As Instagram’s CEO Kevin Systrom announced in May of this year, the platform is now introducing a time tracking tool to become part of the “Time Well spent” movement founded in 2013 by ex-Googlers. Facebook should also join.
Time management for positive user experiences
Lately, Facebook and Instagram announced in a blog post that users on the platforms now have time management tools available. More specifically, it is an activity dashboard, a daily reminder, and a push message restriction feature. The tools are said to have been developed in collaboration with leading mental health professionals and organizations, academics, research, and community. Thus, the Group is the offensive to a healthier use of networks.
The functions must first be activated by the user in the respective app.

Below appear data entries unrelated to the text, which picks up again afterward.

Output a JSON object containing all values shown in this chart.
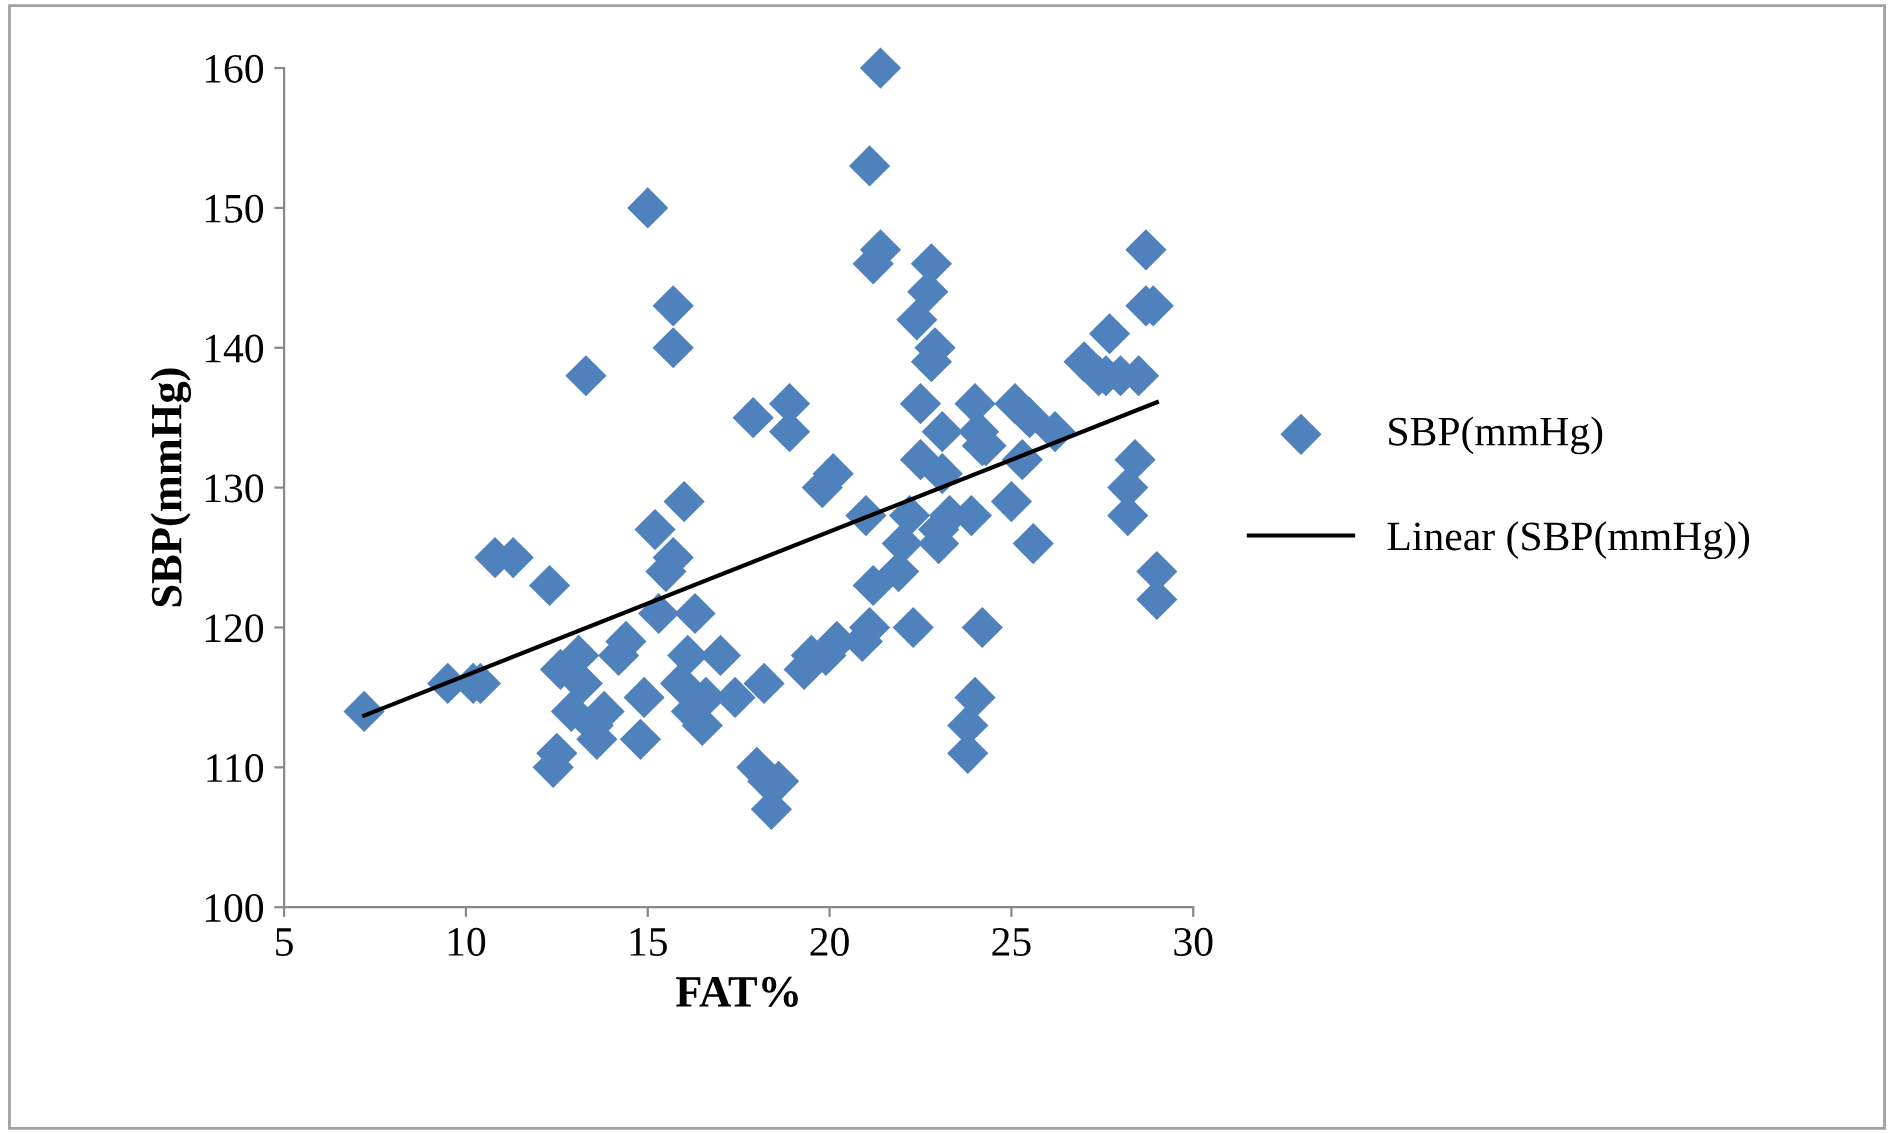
{
  "chart_data": {
    "type": "scatter",
    "xlabel": "FAT%",
    "ylabel": "SBP(mmHg)",
    "xlim": [
      5,
      30
    ],
    "xticks": [
      5,
      10,
      15,
      20,
      25,
      30
    ],
    "ylim": [
      100,
      160
    ],
    "yticks": [
      100,
      110,
      120,
      130,
      140,
      150,
      160
    ],
    "grid": false,
    "legend": "right",
    "marker": "diamond",
    "series": [
      {
        "name": "SBP(mmHg)",
        "color": "#4f81bd",
        "x": [
          7.2,
          9.5,
          10.2,
          10.4,
          10.8,
          11.3,
          12.3,
          12.4,
          12.5,
          12.6,
          12.9,
          13.1,
          13.2,
          13.3,
          13.5,
          13.6,
          13.8,
          14.2,
          14.4,
          14.8,
          14.9,
          15.0,
          15.2,
          15.3,
          15.5,
          15.7,
          15.7,
          15.7,
          15.9,
          16.0,
          16.1,
          16.2,
          16.3,
          16.5,
          16.6,
          17.0,
          17.4,
          17.9,
          18.0,
          18.2,
          18.3,
          18.4,
          18.6,
          18.9,
          18.9,
          19.3,
          19.5,
          19.8,
          19.9,
          20.1,
          20.2,
          20.9,
          21.0,
          21.1,
          21.1,
          21.2,
          21.2,
          21.4,
          21.4,
          21.9,
          22.0,
          22.2,
          22.3,
          22.4,
          22.5,
          22.5,
          22.7,
          22.8,
          22.8,
          22.9,
          23.0,
          23.0,
          23.1,
          23.1,
          23.3,
          23.8,
          23.8,
          23.9,
          24.0,
          24.0,
          24.1,
          24.2,
          24.2,
          24.3,
          25.0,
          25.1,
          25.3,
          25.5,
          25.6,
          26.2,
          27.0,
          27.4,
          27.6,
          27.7,
          28.0,
          28.2,
          28.2,
          28.4,
          28.5,
          28.7,
          28.7,
          28.9,
          29.0,
          29.0
        ],
        "values": [
          114,
          116,
          116,
          116,
          125,
          125,
          123,
          110,
          111,
          117,
          114,
          118,
          116,
          138,
          113,
          112,
          114,
          118,
          119,
          112,
          115,
          150,
          127,
          121,
          124,
          125,
          140,
          143,
          116,
          129,
          118,
          114,
          121,
          113,
          115,
          118,
          115,
          135,
          110,
          116,
          109,
          107,
          109,
          136,
          134,
          117,
          118,
          130,
          118,
          131,
          119,
          119,
          128,
          153,
          120,
          123,
          146,
          147,
          160,
          124,
          126,
          128,
          120,
          142,
          132,
          136,
          144,
          146,
          139,
          140,
          126,
          127,
          131,
          134,
          128,
          113,
          111,
          128,
          115,
          136,
          134,
          133,
          120,
          133,
          129,
          136,
          132,
          135,
          126,
          134,
          139,
          138,
          138,
          141,
          138,
          128,
          130,
          132,
          138,
          147,
          143,
          143,
          124,
          122
        ]
      },
      {
        "name": "Linear (SBP(mmHg))",
        "type": "line",
        "color": "#000000",
        "marker": "none",
        "line_style": "solid",
        "x": [
          7.2,
          29.0
        ],
        "values": [
          113.7,
          136.1
        ]
      }
    ]
  }
}
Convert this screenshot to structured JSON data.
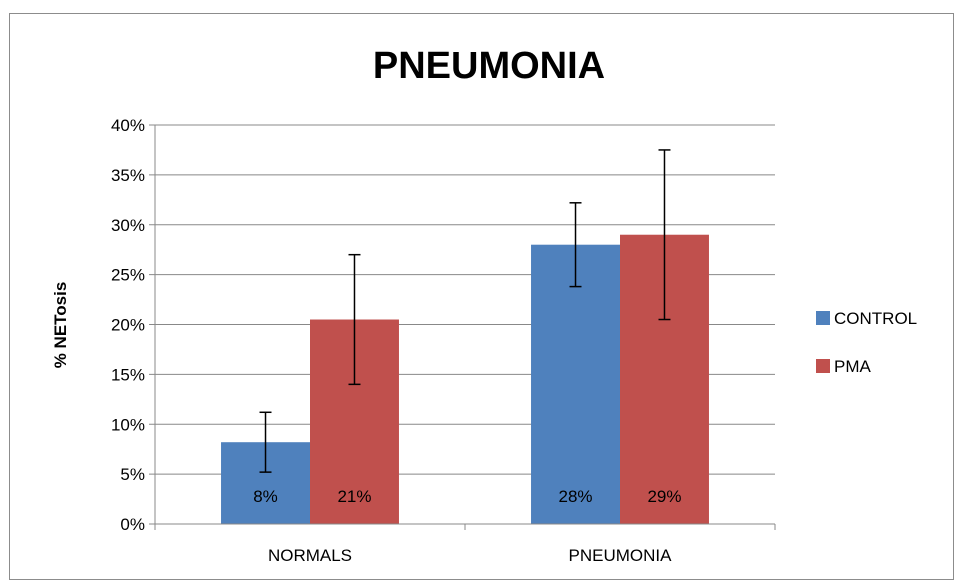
{
  "chart_data": {
    "type": "bar",
    "title": "PNEUMONIA",
    "xlabel": "",
    "ylabel": "% NETosis",
    "categories": [
      "NORMALS",
      "PNEUMONIA"
    ],
    "ylim": [
      0,
      0.4
    ],
    "yticks": [
      0,
      0.05,
      0.1,
      0.15,
      0.2,
      0.25,
      0.3,
      0.35,
      0.4
    ],
    "ytick_labels": [
      "0%",
      "5%",
      "10%",
      "15%",
      "20%",
      "25%",
      "30%",
      "35%",
      "40%"
    ],
    "grid": "horizontal",
    "legend_position": "right",
    "series": [
      {
        "name": "CONTROL",
        "color": "#4F81BD",
        "values": [
          0.082,
          0.28
        ],
        "errors": [
          0.03,
          0.042
        ],
        "data_labels": [
          "8%",
          "28%"
        ]
      },
      {
        "name": "PMA",
        "color": "#C0504D",
        "values": [
          0.205,
          0.29
        ],
        "errors": [
          0.065,
          0.085
        ],
        "data_labels": [
          "21%",
          "29%"
        ]
      }
    ]
  }
}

In addition, you will find the button “Your activity” (Instagram) or “Your time on Facebook” in the settings.
- Dashboard (Week Graph): The top section shows a weekly graph that graphs the daily average time spent in the app. By tapping on a bar, the user can see how much time he spent exactly on the platform that day.
- Reminder: Below the dashboard is the reminder tool that allows users to set a timer to limit the amount of time spent on the platform every day. At the end of the timer, a pop-up will appear informing the user that he has reached the time.

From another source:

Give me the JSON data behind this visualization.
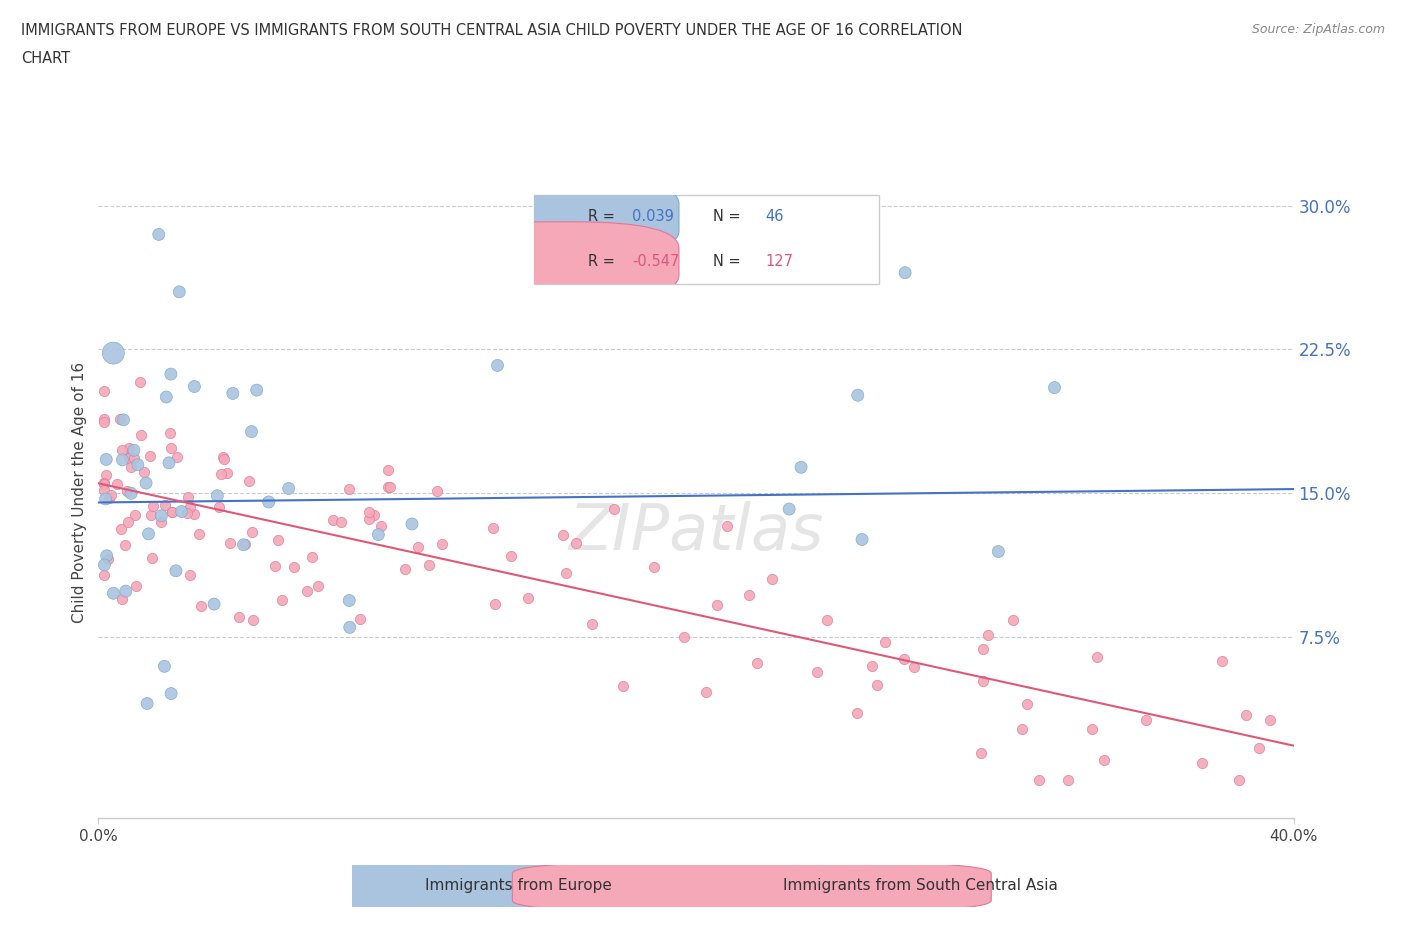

- Notification settings: In this area, the push messages can be switched off. Then no new notifications will appear on the display of the device.
Also read: How to avoid wasting time on Facebook
The users have to become active themselves
The contents and functions of the news feeds and push messages, which are tailored to the individual interests of users, have a high addictive factor and thus provide fertile ground for an unhealthy use of apps and digital media. The well thought-out design of the apps has already led in the past to persistent criticism and the resulting founding of the “Time Well spent” movement. This should help users to use digital media to a healthy extent. The fact that the Facebook group is now engaging in this debate is certainly also to be classified as part of a large PR campaign in the context of persistent criticism of the network. Here it is up to the user to proactively change something in his media usage. Because the success of the apps also depends on the deliberately chosen design, This is due to the downsizing of new content, such as mechanisms for constantly new incentives for its users. And that will hardly change in the future.